There was this one time where I had to take a blind lady across the street and I’d never done that before. I took her hand which is so obviously wrong! You don’t take a stranger’s hand! Like a 45-year-old woman! But once you take someone’s hand you can’t just let go because then you’re admitting your own awkwardness. I just held her hand and in the middle of the street she turns around and is like, ‘Do you mind if we don’t hold hands.’
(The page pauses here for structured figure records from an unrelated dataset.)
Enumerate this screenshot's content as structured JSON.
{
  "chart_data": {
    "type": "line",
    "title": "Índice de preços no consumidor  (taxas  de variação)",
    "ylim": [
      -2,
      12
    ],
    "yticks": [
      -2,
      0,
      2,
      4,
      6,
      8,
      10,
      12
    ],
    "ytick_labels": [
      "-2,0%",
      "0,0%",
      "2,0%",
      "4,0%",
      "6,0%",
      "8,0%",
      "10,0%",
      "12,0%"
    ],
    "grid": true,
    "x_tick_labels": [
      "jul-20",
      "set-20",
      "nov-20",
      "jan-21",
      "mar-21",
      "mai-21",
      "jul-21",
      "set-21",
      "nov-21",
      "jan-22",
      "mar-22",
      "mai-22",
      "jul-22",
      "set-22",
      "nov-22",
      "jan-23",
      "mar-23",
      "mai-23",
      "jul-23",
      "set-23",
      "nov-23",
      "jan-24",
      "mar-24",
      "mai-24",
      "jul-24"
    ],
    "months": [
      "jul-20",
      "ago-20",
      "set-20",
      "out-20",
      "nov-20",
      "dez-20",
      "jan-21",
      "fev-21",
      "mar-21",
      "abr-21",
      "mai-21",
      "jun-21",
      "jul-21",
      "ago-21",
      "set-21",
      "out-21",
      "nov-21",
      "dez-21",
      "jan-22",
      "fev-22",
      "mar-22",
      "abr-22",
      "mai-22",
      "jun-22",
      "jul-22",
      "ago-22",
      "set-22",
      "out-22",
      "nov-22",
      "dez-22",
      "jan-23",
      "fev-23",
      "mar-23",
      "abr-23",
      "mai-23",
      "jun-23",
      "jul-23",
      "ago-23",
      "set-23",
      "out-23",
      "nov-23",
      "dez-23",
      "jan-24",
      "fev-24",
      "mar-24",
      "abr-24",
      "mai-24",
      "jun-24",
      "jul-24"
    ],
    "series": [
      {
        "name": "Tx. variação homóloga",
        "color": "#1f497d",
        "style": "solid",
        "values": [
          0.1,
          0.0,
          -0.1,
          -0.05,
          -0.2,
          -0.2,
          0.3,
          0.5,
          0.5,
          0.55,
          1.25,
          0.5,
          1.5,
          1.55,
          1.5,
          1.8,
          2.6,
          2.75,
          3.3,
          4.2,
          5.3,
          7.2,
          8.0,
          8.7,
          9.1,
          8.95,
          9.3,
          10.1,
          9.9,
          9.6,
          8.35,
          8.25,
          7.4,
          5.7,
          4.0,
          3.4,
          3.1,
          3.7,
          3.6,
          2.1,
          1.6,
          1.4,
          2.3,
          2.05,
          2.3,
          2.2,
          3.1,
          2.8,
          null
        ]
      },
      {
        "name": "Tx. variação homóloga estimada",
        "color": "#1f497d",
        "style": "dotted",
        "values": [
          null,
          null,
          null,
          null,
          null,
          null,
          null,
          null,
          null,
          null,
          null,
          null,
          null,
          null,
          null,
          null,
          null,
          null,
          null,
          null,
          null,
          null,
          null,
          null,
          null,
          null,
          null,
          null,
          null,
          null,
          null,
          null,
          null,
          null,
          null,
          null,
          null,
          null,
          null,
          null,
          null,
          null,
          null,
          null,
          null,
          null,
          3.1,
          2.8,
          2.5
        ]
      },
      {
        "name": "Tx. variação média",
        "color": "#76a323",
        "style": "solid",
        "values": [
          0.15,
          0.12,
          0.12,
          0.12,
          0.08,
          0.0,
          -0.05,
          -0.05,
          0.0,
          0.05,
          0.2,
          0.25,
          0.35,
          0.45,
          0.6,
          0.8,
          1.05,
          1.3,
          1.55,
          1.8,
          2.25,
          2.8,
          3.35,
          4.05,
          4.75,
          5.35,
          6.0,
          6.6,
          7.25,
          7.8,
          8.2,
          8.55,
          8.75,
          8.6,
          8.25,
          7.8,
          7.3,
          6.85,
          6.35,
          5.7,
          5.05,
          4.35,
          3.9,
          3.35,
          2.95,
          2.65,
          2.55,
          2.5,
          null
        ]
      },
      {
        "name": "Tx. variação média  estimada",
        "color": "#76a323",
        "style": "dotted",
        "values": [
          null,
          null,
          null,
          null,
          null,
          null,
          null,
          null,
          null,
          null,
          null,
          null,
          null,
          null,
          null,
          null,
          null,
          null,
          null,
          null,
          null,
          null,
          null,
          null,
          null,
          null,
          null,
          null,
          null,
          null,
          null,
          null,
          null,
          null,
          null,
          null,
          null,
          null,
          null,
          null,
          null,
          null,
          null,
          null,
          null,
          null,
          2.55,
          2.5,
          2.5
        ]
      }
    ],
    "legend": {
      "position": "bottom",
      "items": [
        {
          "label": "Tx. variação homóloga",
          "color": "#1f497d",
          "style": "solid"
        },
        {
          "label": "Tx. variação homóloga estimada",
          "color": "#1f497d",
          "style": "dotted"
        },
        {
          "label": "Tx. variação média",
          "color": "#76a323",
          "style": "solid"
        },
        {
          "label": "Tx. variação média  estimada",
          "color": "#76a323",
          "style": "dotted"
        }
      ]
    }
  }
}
"My Boxer" is an electropop song with an "aggressive and rhythmic" sound that has a duration of two minutes and 50 seconds. It was one of the few tracks not produced by musician Dave Sitek and was instead handled by Carey who used "bobs and weaves with jabbing percussion, glitchy electronics, and a dangerously hummable melody" in its production. Regarding its genre, Jim Carroll of The Irish Times stated that it can be placed under "smart premier league pop" and also said it is cheerful. AllMusic's James Christopher Monger described "My Boxer" as a "forced dancefloor rave" and compared it to the works of American singer Santigold. Similarly, Michael Jose Gonzalez from Gaffa felt the singer took influence from Robyn, while The Arguss Rosie Clarke found its lyrics resembled Gwen Stefani's catalogue. The singer asks herself within the lyrics on various occasions, "Is that weird?", responding to her questions concerning whether or not a boxer living in her ear is strange. Her pondering is accompanied by a "pulsating beat" that resembles a live boxer. At one point during the song, Oh Land speaks into a megaphone and quizzes her lover: "Does baby like weird?".

== Critical reception ==
The Guardians Paul MacInnes applauded the song, finding it as proof that Oh Land's artistry varies on Wish Bone and declaring it "excellent". Michelle Geslani, a writer for Consequence of Sound called the song "a little" weird but then continued, "but we like weird". Jennifer Jof from Neon Tommy singled out "My Boxer" from Wish Bone and declared it the unofficial "anthem" on the album due to its uniqueness. She claimed the "insane and nonsensical lyrics" make the track "so fun to listen to". Monger from AllMusic was more mixed towards both "My Boxer" and single "Cherry on Top", writing that "neither song is a deal breaker, especially when they're tempered by better versions of themselves", citing album tracks "Pyromaniac" and "Love You Better" as examples.

== Music video ==
An accompanying music video for "My Boxer" premiered on 12 July 2013 through her official website and YouTube account. The clip features Oh Land riding on a bike through various streets. Towards the beginning of the video, an elderly lady stares at the singer as she steers with a small puppy in her bicycle basket.